Listen to this devotional:
Luke 2:6-7 – While they were there, the time came for the baby to be born, and she gave birth to her firstborn, a son. She wrapped him in cloths and placed him in a manger, because there was no guest room available for them. (NIV)
In late fall of the year when I was in second grade, I found out something that changed me. One of the girls on my street told me that Santa wasn't real. I ran right to my dad, and he told me that she was right. In one way, this was a relief. I had always wondered why my parents, who loved me, didn't give me Christmas gifts. Now I knew they did. More importantly, with Santa out of the way, my heart opened more fully to hearing about the Christ Child.
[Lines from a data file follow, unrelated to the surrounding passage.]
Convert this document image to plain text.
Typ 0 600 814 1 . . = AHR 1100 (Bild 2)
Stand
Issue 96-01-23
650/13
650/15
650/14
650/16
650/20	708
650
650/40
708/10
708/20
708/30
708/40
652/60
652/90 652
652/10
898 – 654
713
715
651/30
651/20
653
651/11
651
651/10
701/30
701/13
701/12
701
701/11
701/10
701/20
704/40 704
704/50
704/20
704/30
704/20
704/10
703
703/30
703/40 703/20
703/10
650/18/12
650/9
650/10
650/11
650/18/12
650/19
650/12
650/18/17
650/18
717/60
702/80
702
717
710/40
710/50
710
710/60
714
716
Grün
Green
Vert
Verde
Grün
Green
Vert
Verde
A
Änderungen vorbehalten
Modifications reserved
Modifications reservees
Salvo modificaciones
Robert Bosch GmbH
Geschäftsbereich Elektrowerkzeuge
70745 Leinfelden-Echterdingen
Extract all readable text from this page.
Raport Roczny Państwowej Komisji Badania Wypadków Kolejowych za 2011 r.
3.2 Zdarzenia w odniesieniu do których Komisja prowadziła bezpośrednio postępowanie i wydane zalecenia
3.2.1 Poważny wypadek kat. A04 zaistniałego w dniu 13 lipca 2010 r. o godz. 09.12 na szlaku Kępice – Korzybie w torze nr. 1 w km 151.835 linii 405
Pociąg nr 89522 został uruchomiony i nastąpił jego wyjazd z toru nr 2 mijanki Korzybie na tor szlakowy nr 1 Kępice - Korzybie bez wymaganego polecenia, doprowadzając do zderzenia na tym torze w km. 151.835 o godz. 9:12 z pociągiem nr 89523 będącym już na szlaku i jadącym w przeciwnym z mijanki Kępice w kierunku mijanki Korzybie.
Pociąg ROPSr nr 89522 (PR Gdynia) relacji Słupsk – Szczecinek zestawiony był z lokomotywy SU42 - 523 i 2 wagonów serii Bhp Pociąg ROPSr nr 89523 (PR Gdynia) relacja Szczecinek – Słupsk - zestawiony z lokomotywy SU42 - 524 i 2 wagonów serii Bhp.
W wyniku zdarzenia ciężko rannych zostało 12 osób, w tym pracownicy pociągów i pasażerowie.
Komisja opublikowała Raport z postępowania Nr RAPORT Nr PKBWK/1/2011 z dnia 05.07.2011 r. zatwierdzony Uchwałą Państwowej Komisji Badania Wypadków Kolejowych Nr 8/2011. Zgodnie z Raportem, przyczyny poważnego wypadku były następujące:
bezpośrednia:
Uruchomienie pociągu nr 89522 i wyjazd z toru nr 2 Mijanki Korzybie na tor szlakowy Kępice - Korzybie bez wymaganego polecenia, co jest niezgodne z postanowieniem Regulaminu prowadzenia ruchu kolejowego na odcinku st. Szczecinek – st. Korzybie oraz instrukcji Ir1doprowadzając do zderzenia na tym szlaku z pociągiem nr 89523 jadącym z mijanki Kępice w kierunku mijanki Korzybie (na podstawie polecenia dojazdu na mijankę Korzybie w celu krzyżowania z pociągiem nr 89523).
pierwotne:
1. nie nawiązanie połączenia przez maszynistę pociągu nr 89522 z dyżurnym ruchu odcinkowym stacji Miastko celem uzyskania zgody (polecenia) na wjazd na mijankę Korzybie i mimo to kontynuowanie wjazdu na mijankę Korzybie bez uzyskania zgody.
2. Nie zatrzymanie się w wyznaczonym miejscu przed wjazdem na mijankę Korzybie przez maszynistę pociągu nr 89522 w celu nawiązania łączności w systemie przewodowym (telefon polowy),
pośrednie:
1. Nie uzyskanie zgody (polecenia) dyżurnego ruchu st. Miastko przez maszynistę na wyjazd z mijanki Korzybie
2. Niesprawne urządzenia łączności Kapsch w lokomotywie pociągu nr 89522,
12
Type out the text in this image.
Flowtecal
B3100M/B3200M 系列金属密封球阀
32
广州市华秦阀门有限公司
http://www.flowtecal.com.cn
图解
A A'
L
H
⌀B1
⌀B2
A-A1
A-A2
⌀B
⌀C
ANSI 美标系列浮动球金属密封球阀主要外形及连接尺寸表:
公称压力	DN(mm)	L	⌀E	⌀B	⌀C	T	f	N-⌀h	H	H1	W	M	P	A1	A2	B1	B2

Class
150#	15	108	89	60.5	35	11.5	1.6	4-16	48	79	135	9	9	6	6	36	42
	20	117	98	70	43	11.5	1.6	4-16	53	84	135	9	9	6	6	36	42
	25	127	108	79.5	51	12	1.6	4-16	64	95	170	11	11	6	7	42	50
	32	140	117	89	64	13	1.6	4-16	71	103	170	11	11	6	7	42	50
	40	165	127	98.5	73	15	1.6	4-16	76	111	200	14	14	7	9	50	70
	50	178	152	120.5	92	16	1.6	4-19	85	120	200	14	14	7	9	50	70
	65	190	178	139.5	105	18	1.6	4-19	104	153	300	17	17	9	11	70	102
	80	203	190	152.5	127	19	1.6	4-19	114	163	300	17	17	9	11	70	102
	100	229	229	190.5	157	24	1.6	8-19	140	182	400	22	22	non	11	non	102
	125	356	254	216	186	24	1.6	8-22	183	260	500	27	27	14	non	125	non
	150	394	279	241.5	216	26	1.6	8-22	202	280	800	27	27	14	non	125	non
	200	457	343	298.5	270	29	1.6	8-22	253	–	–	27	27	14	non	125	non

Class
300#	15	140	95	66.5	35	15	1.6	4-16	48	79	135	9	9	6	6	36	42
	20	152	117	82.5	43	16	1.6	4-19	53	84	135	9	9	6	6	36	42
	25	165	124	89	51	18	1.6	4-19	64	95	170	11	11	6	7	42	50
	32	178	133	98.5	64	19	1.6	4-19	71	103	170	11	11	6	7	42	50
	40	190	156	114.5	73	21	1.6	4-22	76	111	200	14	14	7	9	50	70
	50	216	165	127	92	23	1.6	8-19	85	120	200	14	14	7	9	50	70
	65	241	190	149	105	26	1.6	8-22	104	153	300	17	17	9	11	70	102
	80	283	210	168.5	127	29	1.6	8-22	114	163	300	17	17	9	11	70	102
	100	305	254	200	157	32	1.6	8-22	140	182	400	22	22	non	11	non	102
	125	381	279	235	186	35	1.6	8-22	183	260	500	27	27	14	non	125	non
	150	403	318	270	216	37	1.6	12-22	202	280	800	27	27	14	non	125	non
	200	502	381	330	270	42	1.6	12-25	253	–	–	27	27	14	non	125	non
As things ramped up to the big day, we could hardly contain our excitement, but something was nagging at my young spirit. Amidst the tree decorating and cookie baking, I sensed more and more that Jesus was the focus in all this, or should have been. I didn't tell my parents or anyone else what I was thinking, but I felt sad a lot that Christmas, thinking that not enough attention was being paid to the Saviour.
After bedtime on Christmas Eve, I dozed fitfully until I saw the light go off under my parents' bedroom door and crept out into the living room. The streetlights, streaming in from the window, were reflected in the glass ornaments on the tree. I found my way to the television set, on top of which my mother had set out the nativity scene, and knelt down in front of it. I picked up the little baby Jesus and started to cry. "It's You, it's You, it's You. It's not Santa, it's nobody else. It's only about You. It's all about You." That was the first time I felt the presence of God. The Holy Spirit was drawing me to Jesus, the truth.
I would like to say I grew up and followed Him all my days, but sadly, I cannot. Yet through all my wayward teenage years into young adulthood, no matter what, I knew that Jesus was real. I gave my heart fully to Him when I was 23, and I'll never forget that night in front of the old television. It was a Christmas of revelation, a Christmas of truth.
Prayer: Thank You, thank You, Lord, for revealing Yourself to us! This Christmas, help us to seek You as little children, trusting You and giving our hearts to You. May we be ever mindful of Your grace and presence in this season, and all year long. We love You, Lord. Amen.